This morning NPR had a segment about how investigative journalists are becoming increasingly more secretive about their digital correspondence. During the segment Lucy Dalglish, who runs the journalism school at University of Maryland, College Park, and who used to run the Reporters Committee for Freedom of the Press said that,
"If you have a source that you need to protect, stay off the Internet, stay off the phone, don't use your credit card," she explains.
Instead, she says, "talk to your sources like spies do on TV — on a park bench, face to face."

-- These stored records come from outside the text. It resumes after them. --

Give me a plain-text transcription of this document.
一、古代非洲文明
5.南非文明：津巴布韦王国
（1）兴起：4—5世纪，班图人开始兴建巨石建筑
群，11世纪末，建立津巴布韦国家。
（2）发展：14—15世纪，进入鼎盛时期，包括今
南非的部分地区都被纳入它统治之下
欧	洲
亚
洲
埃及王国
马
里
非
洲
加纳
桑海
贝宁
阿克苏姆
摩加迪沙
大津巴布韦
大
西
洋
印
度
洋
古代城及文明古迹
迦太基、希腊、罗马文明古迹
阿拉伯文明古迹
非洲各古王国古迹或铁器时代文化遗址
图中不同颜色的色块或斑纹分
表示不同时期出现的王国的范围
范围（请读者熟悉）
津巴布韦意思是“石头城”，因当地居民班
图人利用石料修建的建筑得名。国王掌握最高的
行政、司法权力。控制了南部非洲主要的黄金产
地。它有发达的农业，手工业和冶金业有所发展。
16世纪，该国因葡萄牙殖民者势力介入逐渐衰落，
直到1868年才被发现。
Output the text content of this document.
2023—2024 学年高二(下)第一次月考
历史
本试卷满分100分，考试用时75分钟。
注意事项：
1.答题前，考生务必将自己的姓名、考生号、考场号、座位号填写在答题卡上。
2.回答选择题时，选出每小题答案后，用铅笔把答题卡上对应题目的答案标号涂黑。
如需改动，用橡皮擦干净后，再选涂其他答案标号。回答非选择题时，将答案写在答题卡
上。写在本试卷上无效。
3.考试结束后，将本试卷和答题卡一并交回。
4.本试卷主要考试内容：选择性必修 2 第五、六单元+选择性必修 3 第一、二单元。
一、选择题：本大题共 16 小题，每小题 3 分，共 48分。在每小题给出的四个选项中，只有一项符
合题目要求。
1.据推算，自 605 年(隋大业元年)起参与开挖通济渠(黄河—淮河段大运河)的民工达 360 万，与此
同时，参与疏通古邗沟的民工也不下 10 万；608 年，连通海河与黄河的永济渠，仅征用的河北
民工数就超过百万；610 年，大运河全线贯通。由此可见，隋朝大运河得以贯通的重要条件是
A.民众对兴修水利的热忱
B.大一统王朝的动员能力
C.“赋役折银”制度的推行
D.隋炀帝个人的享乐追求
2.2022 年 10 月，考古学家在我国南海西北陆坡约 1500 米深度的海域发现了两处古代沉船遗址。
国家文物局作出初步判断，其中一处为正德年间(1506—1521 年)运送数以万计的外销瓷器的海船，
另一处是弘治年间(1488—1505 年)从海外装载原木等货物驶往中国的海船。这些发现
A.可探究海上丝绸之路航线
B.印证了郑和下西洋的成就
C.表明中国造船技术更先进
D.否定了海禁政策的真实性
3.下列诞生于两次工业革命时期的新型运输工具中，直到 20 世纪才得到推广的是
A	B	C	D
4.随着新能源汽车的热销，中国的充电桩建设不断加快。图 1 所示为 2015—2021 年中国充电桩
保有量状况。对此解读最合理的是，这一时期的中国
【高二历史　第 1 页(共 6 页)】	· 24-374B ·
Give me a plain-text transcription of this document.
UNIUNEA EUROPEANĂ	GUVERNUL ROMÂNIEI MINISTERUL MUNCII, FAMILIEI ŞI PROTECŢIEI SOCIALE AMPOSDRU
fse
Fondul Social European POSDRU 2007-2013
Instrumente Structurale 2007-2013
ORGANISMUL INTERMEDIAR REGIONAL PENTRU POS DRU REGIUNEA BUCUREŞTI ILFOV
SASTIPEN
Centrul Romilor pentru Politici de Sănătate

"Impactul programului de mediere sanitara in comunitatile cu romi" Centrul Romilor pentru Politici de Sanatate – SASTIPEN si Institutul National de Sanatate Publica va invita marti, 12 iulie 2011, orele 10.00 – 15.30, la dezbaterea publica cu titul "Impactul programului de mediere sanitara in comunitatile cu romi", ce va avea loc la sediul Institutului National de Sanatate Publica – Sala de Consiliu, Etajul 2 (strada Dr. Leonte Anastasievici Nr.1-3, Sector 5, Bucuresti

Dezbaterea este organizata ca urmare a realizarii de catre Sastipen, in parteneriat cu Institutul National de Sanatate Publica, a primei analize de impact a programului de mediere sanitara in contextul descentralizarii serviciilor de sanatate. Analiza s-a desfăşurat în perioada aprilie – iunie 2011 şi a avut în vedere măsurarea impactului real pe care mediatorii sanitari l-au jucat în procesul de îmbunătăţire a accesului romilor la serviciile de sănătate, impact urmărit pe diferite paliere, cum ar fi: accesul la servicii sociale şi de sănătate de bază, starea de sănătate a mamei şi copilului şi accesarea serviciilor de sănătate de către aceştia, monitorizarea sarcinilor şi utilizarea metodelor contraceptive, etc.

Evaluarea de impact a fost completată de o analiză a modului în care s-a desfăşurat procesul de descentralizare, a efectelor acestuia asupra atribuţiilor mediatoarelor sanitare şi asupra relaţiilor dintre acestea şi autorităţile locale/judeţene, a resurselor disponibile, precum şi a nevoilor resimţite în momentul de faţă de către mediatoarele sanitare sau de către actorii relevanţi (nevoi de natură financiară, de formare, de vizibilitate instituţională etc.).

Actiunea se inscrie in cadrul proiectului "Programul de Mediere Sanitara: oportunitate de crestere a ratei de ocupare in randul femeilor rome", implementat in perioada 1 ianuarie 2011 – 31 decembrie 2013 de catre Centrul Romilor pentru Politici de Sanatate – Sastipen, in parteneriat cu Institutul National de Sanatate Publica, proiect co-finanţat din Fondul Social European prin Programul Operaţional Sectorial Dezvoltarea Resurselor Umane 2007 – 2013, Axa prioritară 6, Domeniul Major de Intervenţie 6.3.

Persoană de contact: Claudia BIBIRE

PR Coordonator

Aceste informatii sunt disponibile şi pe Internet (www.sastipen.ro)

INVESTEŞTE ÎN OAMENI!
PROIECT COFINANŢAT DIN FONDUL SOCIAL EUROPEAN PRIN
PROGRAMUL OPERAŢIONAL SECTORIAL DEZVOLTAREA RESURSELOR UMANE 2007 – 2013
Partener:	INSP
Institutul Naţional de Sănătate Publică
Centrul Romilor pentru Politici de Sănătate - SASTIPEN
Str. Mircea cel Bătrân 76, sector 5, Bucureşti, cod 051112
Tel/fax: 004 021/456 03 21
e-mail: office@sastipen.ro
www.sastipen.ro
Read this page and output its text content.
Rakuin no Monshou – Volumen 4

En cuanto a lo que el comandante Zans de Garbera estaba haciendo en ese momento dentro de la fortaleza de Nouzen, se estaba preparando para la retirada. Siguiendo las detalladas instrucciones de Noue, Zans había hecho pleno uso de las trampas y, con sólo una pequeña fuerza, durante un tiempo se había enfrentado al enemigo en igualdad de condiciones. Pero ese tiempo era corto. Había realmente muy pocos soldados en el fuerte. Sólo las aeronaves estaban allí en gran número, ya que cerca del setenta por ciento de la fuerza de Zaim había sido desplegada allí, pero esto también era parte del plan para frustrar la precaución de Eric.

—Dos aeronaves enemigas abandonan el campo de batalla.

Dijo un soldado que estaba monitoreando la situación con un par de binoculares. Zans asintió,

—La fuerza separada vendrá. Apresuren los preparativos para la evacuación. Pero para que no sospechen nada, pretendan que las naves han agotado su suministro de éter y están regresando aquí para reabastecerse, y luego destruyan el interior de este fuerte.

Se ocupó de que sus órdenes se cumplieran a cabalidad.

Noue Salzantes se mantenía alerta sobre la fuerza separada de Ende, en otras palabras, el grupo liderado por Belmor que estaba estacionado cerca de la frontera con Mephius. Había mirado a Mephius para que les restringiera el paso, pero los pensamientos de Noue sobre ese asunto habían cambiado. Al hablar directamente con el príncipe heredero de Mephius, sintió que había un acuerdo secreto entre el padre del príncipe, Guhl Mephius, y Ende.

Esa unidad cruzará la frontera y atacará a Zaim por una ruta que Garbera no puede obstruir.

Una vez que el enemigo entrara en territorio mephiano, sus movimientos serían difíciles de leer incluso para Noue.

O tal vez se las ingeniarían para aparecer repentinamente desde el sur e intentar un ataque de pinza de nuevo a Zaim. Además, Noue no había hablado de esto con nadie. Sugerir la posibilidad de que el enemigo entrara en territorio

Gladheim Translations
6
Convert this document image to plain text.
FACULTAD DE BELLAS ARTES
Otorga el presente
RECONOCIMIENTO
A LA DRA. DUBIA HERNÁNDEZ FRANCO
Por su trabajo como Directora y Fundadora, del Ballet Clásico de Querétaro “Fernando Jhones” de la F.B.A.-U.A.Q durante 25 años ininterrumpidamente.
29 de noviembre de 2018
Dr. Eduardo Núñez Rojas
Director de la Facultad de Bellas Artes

This comes as no surprise after the Department of Justice confiscated two months worth of work, home, and cellphone records from more than 100 Associated Press journalists on Tuesday. The issue at hand is that the Justice Department now has access to phone numbers linked to sources that had a necessity to remain anonymous after disclosing what the DOJ says was "sensitive" national security information. The AP and other American news agencies have, until now, been able to shield their sources under the First Amendment and for the sake of reporting transparently. But recently the AP raid has turned a new stone in the landscape of government reportage, leaving journalists paranoid of being scapegoated as enemies of the state. Pulitzer Prize winner David Cay Johnston said on Democracy Now this week that Bill Keller, editor of The New York Times, was summoned to the White House office and literally threatened with the death penalty over investigative work The New York Times did. In addition, John Kiriakou, a former CIA analyst, is serving a 30 year sentence in Pennsylvania for giving information to The New York Times
As result more journalists are turning to Snapchat, an app originally designed for teens to share self-destroying pictures, in order to protect their sources. "The app is no longer for sexting," says one New York Magazine reporter. "A contact last week insisted we only communicate through Snapchat in order to safe guard themselves."